You've got twelve options, in total:

  • The four sides: top, bottom, left, and right
  • Within each side, three options:
    • the start of that side (e.g. top-start)
    • the end (e.g. right-end)
    • or right in the middle of that side, without a suffix (e.g. bottom)
I'm aligned to the top-start of the button, probably
I'm aligned to the top of the button, probably
I'm aligned to the top-end of the button, probably
I'm aligned to the bottom-start of the button, probably
I'm aligned to the bottom of the button, probably
I'm aligned to the bottom-end of the button, probably
I'm aligned to the left-start of the button, probably. (It can be hard to tell sometimes, so let's make this a little taller.)
I'm aligned to the left of the button, probably. (It can be hard to tell sometimes, so let's make this a little taller.)
I'm aligned to the left-end of the button, probably. (It can be hard to tell sometimes, so let's make this a little taller.)
I'm aligned to the right-start of the button, probably. (It can be hard to tell sometimes, so let's make this a little taller.)
I'm aligned to the right of the button, probably. (It can be hard to tell sometimes, so let's make this a little taller.)
I'm aligned to the right-end of the button, probably. (It can be hard to tell sometimes, so let's make this a little taller.)
Remember, the tooltips here might not pop up in the specified place if there's not room for them. Sorry, but it's for the best...

Inverse

Default: false

Set this to true on inverse backgrounds (dark backgrounds in light mode; light backgrounds in dark mode). That way the tooltip will always stand out against the background color.

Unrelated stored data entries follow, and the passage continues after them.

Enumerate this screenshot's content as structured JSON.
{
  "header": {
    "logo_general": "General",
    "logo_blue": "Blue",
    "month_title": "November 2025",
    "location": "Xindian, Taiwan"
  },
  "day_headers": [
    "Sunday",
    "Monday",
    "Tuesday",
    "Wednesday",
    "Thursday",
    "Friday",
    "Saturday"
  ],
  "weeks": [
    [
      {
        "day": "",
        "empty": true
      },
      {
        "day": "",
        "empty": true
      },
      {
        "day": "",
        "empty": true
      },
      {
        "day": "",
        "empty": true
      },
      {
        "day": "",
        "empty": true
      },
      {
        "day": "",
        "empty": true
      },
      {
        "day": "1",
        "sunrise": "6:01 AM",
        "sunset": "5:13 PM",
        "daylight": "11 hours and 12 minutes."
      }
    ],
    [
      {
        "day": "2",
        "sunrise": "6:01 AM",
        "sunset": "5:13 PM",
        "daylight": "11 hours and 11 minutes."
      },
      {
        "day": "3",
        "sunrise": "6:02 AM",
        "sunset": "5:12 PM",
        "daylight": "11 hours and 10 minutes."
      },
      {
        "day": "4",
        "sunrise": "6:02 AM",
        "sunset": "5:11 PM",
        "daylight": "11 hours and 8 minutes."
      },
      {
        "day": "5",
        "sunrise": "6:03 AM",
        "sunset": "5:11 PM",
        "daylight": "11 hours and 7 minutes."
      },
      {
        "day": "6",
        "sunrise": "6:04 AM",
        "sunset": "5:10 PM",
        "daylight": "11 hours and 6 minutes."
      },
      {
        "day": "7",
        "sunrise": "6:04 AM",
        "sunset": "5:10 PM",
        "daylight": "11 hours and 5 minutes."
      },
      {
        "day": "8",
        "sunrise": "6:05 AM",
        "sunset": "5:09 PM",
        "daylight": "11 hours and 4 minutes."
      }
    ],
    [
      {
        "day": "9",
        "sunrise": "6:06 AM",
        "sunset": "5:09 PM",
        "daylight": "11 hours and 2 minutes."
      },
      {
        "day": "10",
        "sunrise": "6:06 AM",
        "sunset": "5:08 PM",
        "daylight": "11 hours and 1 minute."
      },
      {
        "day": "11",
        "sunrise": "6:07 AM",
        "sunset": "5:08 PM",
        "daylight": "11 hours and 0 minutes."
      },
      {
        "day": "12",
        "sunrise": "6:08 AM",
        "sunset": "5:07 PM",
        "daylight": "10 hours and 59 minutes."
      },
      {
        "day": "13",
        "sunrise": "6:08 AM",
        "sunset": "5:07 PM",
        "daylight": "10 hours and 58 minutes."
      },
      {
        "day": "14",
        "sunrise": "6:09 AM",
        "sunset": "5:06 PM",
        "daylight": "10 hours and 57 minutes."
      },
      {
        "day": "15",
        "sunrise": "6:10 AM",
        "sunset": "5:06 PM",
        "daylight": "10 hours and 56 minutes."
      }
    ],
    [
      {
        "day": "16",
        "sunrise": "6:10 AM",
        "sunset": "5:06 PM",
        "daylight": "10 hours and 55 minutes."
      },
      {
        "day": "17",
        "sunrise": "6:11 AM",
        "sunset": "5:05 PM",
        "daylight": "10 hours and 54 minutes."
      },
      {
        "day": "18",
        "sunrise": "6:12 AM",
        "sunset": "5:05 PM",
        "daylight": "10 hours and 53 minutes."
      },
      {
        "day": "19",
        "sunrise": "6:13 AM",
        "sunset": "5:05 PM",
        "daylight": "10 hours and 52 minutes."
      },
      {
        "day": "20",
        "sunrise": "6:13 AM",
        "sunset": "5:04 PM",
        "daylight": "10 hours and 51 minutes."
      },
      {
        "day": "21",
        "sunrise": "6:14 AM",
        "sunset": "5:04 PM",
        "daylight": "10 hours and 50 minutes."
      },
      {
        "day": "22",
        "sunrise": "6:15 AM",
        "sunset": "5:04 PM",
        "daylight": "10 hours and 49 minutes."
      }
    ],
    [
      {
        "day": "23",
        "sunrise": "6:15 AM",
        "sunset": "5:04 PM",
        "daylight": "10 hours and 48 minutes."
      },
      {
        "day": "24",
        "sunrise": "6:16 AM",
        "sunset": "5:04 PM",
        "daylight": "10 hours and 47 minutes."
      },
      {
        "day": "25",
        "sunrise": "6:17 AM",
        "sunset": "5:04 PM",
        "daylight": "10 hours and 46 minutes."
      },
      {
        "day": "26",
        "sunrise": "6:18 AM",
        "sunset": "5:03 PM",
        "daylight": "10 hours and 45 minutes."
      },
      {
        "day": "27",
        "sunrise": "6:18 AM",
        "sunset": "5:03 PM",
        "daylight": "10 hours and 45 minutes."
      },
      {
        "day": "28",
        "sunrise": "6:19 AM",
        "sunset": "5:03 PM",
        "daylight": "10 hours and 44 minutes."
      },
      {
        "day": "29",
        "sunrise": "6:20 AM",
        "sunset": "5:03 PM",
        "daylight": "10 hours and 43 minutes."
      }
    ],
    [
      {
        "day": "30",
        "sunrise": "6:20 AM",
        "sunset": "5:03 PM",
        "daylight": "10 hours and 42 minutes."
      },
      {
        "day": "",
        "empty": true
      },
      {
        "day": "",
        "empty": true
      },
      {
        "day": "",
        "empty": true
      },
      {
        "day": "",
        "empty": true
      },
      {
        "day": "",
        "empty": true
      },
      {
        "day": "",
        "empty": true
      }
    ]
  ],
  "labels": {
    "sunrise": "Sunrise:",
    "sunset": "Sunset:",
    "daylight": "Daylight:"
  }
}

I'm on the usual background color, so I don't have to change anything.
I'm on an inverse background color, so I'm also set to inverse.
Try flipping back and forth between dark and light mode!

Content

Keep it under 80 characters

Tooltips are meant to hold a sentence or so, not paragraphs. On small screens especially, it might be impossible to find a place where all the content can fit, the user's gonna try to scroll to read it all, and the tooltip's probably going to disappear in the process.

deductible The amount you'll spend on covered services before coverage kicks in
Do
deductible A deductible is the amount members pay for covered services before their health insurance plan kicks in. Members' deductible amount depends on their coverage tier (how many people are on the plan). The cost of certain services may be completely covered or specify a copay amount regardless of whether someone has reached their deductible.
Don't

Accessibility

In terms of accessibility, there are two things to keep in mind:

  • a tooltip trigger is a focusable element
  • Focusable elements (e.g. buttons, links, form field labels, form fields, etc.) inside of other focusable elements are ignored by screen readers.

So that means...

Don't put a tooltip trigger inside of a focusable element

Tooltips can be put on a focusable element, but not inside them. In these examples, the tooltip is set to be triggered by part of the link text, or part of the button label. Not good!

Don't put a focusable element inside of a tooltip

Tooltips can have HTML inside of them, which means you can do things like bold part of the text, or add special characters. But that doesn't mean you should add things like links, buttons, or forms. Again, if users would typically be able to focus on it, it can't go in a tooltip.